Respons dari Istana Kepresidenan juga turut meramaikan polemik ini. Kepala Kantor Kepresidenan (PCO) Hasan Nasbi menyatakan bahwa pemerintah menyerahkan sepenuhnya penanganan isu ini kepada para ahli sejarah.
"Dalam konteks hal yang sedang disusun oleh Kementerian Kebudayaan, mari kita sama-sama beri waktu para sejarawan untuk menuliskan. Ini kan sekarang semua dalam proses dan dalam proses ini terlalu banyak spekulasi-spekulasi yang menyatakan ini tidak ada, ini ada, coba kita biarkan para sejarawan ini menuliskan ini, dan untuk nanti kita pantau kita pelototi kita periksa bareng-bareng," kata Hasan.

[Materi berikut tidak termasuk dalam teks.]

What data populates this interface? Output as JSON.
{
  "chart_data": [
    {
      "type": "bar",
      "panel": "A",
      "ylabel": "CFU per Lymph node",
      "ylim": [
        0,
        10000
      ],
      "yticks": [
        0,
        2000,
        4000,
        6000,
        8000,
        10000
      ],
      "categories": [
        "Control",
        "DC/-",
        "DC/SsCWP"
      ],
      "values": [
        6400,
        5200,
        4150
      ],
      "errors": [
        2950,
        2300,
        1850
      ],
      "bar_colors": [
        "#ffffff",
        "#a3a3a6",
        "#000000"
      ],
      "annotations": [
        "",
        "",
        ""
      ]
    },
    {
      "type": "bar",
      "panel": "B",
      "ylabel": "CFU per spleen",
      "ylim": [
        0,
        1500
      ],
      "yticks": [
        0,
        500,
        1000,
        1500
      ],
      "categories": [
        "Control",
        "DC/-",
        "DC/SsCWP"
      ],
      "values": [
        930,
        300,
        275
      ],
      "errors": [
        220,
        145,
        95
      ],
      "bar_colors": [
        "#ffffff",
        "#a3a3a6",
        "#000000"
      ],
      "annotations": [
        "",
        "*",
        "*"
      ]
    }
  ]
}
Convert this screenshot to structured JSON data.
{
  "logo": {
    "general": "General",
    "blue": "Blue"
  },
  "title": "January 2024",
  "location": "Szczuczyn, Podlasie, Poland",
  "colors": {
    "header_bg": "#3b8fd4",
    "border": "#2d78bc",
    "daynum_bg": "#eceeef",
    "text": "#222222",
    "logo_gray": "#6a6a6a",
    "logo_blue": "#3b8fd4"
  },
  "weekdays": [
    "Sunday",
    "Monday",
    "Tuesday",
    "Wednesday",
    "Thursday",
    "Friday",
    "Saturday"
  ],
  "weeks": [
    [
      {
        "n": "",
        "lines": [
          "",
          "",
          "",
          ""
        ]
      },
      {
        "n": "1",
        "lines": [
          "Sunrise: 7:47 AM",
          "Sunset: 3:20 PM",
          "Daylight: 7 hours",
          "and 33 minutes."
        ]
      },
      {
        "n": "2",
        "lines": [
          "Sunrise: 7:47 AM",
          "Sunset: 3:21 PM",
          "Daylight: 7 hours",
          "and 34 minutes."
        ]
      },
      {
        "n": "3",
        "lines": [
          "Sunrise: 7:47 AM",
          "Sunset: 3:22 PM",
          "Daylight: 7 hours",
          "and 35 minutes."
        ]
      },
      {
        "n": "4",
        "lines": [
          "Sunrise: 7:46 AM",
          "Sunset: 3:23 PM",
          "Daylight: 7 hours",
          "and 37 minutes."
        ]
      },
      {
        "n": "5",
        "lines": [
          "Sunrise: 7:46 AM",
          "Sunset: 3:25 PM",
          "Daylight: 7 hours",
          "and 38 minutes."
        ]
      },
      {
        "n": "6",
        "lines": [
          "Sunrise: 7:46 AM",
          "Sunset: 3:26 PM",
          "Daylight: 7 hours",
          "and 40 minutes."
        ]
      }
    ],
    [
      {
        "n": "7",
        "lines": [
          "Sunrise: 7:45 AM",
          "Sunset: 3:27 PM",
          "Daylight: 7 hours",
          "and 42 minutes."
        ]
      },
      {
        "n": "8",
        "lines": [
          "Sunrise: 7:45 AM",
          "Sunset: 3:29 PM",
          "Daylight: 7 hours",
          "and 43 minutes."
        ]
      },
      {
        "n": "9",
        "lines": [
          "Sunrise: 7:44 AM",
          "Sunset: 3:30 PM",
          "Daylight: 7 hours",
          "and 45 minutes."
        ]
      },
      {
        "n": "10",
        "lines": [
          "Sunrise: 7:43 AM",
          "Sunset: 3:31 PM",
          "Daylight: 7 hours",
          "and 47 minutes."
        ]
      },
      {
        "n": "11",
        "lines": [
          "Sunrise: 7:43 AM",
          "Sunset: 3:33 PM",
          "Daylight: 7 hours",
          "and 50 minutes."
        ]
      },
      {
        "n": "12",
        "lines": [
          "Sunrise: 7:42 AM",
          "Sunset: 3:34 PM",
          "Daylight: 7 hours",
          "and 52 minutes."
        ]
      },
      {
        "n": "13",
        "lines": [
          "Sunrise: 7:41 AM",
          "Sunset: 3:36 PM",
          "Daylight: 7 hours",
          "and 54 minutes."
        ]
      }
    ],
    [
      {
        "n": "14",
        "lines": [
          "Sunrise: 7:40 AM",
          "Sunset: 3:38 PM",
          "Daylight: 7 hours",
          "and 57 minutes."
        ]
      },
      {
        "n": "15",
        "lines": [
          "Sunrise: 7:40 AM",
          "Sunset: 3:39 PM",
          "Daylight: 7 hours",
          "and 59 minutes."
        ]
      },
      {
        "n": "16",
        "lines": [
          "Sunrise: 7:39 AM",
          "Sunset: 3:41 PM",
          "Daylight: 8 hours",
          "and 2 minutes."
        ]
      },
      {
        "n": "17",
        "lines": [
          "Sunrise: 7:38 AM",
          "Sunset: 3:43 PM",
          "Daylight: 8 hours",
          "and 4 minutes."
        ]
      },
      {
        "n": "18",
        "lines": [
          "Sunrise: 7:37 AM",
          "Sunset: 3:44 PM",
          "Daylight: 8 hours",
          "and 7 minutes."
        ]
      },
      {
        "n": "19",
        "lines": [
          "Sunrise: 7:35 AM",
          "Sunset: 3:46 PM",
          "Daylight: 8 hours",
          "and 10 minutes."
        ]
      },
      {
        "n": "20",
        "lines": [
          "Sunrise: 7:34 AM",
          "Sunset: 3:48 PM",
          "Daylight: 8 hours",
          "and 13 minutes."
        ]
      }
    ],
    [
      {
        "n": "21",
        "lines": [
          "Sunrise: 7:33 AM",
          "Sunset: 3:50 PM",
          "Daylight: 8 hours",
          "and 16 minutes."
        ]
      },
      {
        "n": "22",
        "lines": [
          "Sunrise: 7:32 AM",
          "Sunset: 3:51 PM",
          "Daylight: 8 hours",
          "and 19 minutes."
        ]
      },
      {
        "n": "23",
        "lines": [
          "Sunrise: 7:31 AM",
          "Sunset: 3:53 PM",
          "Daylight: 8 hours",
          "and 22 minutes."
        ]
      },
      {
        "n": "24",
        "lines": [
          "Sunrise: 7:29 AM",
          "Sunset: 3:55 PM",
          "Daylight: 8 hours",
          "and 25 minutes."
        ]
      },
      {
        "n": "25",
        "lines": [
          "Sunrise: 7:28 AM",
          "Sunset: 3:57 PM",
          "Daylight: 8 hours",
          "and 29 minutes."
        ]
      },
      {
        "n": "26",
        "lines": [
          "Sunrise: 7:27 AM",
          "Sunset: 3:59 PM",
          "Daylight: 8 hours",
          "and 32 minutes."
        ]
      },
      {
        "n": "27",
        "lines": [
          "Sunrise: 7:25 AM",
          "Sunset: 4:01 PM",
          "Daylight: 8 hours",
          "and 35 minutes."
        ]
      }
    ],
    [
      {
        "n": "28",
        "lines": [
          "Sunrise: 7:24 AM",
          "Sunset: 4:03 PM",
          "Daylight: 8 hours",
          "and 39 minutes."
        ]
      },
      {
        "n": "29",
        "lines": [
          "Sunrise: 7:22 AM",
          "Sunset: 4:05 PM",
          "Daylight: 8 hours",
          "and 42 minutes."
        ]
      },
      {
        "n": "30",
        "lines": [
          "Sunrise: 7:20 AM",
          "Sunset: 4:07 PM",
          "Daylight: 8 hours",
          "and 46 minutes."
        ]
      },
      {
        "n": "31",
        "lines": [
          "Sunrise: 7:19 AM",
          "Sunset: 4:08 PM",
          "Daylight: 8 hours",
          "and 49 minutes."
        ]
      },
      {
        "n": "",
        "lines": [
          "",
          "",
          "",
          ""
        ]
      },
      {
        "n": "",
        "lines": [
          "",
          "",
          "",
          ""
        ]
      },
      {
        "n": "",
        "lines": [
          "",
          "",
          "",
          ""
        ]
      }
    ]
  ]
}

Hasan Nasbi meyakini bahwa proses penulisan sejarah yang dilakukan oleh Kementerian Kebudayaan akan melibatkan sejarawan yang kredibel. Ia juga mengimbau masyarakat untuk menghindari spekulasi dan perdebatan yang dapat memicu polemik berkepanjangan. Hasan mempersilakan masyarakat untuk menyampaikan aspirasi dan kritik melalui forum diskusi dengan kementerian terkait.
"Kalau ada kritik dan masukan silakan, tapi kalau hanya pergunjingan-pergunjingan di media sosial ya, citra-citra negatif yang seperti yang Anda sebutkan, apalagi dari orang-orang yang kalau dia mengerti sejarah silakan dialog dengan para ahli sejarah. Kalau bukan ahli sejarah ya kita baca sebagai macam bacaan-bacaan saja ya, bacaan di media sosial ya," ujarnya.